Configuring Algorithm Display Under ‘media.component’, the algorithms parameter let you choose which algorithms to display. For example, if you have multiple algorithms (e.g., hrnetw48 and vitpose in the body_joints component), you can specify which algorithm’s results to show. If you want to see results from both algorithms, list both names.
Configuring Appearance Under ‘media.component.appearance’, you can configure the color and radii (the size of the dots and lines).
# Component: gaze individual - An example for 3D_Canvas and Camera Canvases
[media.gaze_individual]
algorithms = ['multiview_eth_xgaze'] # list of algorithms
[media.gaze_individual.canvas]
3d_filtered = ["3D_Canvas", "<cur_cam_face1>", "<cur_cam_face2>", "<cur_cam_top>", "<cur_cam_front>"] ## key options 3d, 3d_filtered ## value options: [3D_Canvas], [3D_Canvas, camera names], [camera names], []
## Note: Delete '3D_Canvas' if you don't have a multi-view setup.
[media.gaze_individual.appearance]
colors = [[0,150, 90]] # define the color of individual gaze
radii = {'3d'= 0.01, 'camera_view'= 4} # define the size of gaze arrow in 3D_Canvas and camera views
# Component: kinematics - An example for Metrics Display
[media.kinematics]
algorithms = ['velocity_body']
[media.kinematics.canvas]
velocity_body_3d = ["metric_velocity"] # if don't have multi-view, use velocity_body_2d
#velocity_body_2d = ["metric_velocity"]
[media.kinematics.joints] # visualize the mean velocity for the given bodyparts.
"head" = ["nose","left_eye","right_eye","left_ear","right_ear"]
"upper_body" = ["left_shoulder","right_shoulder","left_elbow", "right_elbow", "left_wrist", "right_wrist"] # Indices of keypoints belonging to the upper body
"lower_body" = ["left_hip", "right_hip", "left_knee", "right_knee", "left_ankle", "right_ankle"]

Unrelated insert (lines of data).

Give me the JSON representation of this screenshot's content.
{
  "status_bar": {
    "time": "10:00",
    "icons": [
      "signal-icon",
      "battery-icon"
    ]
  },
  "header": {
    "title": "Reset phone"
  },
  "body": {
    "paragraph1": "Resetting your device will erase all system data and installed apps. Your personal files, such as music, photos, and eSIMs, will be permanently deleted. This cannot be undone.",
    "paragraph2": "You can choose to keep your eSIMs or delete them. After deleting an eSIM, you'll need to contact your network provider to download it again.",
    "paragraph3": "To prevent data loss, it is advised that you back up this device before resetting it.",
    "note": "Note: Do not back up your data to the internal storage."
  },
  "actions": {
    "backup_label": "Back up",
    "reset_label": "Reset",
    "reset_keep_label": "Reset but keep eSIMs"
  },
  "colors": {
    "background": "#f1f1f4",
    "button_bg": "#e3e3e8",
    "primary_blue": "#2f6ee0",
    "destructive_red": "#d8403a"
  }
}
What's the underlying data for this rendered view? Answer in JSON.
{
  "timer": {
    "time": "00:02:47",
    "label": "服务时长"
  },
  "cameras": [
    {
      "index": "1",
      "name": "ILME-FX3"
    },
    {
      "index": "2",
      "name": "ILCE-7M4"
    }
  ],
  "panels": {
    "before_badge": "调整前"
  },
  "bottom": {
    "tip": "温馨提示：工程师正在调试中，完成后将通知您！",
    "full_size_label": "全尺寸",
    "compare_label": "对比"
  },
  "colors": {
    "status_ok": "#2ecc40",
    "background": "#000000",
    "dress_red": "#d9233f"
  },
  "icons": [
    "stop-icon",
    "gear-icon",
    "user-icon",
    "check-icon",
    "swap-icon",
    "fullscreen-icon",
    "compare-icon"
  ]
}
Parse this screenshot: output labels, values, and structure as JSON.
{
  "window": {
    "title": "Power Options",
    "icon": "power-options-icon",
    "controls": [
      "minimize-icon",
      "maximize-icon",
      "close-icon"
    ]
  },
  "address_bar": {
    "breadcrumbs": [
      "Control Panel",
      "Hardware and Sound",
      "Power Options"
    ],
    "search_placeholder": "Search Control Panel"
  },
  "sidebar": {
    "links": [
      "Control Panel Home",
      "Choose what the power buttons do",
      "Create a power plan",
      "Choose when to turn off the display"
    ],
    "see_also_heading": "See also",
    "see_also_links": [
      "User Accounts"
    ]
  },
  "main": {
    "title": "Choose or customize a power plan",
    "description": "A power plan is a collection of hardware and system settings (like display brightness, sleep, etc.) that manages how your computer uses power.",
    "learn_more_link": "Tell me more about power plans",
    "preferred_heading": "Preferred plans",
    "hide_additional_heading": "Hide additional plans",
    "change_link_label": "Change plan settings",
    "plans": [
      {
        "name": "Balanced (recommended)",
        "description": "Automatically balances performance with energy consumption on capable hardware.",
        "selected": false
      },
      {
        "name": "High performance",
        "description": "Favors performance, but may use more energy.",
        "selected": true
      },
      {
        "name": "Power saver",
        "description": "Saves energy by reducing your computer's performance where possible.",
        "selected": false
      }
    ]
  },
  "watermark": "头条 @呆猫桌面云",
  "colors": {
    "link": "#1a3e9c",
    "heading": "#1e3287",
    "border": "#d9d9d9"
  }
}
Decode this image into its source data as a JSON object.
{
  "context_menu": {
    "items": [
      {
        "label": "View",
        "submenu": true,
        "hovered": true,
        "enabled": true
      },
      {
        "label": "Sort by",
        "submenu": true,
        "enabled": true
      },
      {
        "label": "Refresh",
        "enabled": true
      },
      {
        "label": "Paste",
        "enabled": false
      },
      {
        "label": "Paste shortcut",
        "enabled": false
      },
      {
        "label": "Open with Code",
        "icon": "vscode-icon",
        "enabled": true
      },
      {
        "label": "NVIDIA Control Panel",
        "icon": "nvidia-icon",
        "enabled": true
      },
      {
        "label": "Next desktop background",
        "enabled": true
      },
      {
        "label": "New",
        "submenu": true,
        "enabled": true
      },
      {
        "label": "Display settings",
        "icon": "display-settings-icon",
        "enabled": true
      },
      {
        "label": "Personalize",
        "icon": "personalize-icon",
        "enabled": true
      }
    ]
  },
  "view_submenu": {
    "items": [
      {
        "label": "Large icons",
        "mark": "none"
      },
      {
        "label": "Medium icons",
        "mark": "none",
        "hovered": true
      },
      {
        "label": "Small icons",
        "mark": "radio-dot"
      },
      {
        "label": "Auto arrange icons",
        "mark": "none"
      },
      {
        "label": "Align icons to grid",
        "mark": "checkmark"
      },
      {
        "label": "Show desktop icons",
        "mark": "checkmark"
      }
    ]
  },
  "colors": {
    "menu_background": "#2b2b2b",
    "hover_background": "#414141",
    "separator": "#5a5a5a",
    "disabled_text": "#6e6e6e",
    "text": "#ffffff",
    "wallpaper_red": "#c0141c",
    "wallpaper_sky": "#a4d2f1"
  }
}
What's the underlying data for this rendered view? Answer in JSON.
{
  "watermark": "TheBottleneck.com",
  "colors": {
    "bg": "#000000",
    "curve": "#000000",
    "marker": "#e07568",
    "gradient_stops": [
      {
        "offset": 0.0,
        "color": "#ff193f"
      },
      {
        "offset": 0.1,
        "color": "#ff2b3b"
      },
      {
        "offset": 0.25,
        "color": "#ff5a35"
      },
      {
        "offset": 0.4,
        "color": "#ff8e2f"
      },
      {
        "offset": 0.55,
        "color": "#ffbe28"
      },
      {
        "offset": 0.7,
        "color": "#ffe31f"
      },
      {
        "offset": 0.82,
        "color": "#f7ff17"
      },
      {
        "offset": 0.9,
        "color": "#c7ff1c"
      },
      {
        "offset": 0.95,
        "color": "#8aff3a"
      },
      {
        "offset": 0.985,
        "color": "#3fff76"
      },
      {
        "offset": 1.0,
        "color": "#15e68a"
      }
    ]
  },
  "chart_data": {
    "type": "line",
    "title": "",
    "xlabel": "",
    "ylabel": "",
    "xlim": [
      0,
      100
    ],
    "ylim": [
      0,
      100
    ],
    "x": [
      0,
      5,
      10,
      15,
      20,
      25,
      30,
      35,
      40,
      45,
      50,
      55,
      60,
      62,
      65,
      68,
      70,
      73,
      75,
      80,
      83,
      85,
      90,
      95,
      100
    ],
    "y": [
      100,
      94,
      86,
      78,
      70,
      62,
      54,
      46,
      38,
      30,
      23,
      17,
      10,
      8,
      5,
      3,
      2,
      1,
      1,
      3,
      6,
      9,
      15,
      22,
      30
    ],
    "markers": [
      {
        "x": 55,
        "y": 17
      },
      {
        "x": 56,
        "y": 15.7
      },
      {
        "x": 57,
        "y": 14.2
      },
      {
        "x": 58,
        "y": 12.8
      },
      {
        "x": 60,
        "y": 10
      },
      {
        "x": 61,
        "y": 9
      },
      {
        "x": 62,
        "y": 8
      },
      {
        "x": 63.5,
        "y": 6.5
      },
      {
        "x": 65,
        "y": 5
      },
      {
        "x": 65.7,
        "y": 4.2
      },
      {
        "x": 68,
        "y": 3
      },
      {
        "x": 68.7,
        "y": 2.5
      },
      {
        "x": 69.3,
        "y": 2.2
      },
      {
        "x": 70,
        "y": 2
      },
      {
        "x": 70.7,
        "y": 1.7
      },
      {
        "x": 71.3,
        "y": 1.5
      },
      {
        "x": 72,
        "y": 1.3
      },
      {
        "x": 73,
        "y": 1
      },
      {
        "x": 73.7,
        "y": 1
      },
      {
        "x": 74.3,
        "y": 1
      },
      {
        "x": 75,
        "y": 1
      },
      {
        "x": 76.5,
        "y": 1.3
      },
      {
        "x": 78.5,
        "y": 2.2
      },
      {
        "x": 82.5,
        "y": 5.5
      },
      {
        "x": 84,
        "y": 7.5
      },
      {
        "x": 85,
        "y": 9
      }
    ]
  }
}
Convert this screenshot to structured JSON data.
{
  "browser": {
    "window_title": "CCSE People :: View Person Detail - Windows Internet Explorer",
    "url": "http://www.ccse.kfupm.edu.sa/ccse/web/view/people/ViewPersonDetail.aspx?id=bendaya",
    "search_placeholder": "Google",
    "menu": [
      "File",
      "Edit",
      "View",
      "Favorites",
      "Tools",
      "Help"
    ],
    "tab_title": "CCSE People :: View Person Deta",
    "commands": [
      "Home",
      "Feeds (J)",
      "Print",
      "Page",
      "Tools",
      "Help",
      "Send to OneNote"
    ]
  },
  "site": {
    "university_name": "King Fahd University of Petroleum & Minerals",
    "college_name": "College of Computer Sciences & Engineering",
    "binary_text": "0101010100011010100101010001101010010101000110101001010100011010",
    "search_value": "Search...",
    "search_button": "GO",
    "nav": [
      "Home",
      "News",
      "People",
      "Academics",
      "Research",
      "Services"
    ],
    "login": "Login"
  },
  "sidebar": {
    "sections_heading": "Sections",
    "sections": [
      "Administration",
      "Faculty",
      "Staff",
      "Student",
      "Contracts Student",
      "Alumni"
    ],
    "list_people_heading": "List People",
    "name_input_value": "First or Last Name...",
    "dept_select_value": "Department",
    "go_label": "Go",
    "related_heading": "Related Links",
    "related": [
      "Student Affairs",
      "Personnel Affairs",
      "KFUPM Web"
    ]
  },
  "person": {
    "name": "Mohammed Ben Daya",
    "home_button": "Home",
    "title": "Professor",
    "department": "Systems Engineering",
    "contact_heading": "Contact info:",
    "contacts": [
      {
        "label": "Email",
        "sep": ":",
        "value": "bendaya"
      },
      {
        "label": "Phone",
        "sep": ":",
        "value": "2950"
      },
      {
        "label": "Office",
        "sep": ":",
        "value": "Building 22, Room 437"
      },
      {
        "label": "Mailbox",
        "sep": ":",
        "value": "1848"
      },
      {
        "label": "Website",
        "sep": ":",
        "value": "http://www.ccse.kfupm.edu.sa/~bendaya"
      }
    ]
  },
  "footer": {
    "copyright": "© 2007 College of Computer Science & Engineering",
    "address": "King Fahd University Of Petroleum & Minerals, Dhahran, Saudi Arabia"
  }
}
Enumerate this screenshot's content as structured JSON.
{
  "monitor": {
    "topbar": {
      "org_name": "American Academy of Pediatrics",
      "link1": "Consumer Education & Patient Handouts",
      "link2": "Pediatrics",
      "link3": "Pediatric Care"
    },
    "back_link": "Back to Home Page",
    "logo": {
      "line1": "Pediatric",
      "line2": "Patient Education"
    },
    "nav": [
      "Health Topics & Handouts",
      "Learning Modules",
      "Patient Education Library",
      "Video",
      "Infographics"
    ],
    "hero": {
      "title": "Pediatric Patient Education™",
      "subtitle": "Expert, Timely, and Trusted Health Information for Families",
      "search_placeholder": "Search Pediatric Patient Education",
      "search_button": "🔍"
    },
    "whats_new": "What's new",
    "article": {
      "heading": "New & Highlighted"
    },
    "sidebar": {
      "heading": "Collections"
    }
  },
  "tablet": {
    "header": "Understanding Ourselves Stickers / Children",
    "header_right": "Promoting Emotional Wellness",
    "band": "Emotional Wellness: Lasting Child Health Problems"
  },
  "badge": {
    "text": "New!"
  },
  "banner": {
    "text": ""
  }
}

Configuring Rerun Viewer and Blueprint in Rerun¶
When Rerun is initiated, it automatically creates a heuristic view for the windows. You can manually change this by dragging the windows or adding new ones using the plus sign next to the Blueprint menu.

This Blueprint can be saved using the ‘Save blueprint…’ menu option and reopened later using the ‘Open’ option. Once you configure the Rerun viewer, it will use the same blueprint for future sessions. You can reset the layout by clicking ‘Reset Blueprint.’

If your new video does not have certain windows that the old dataset had, unused empty windows may appear. To get a fresh heuristic layout, reset the blueprint.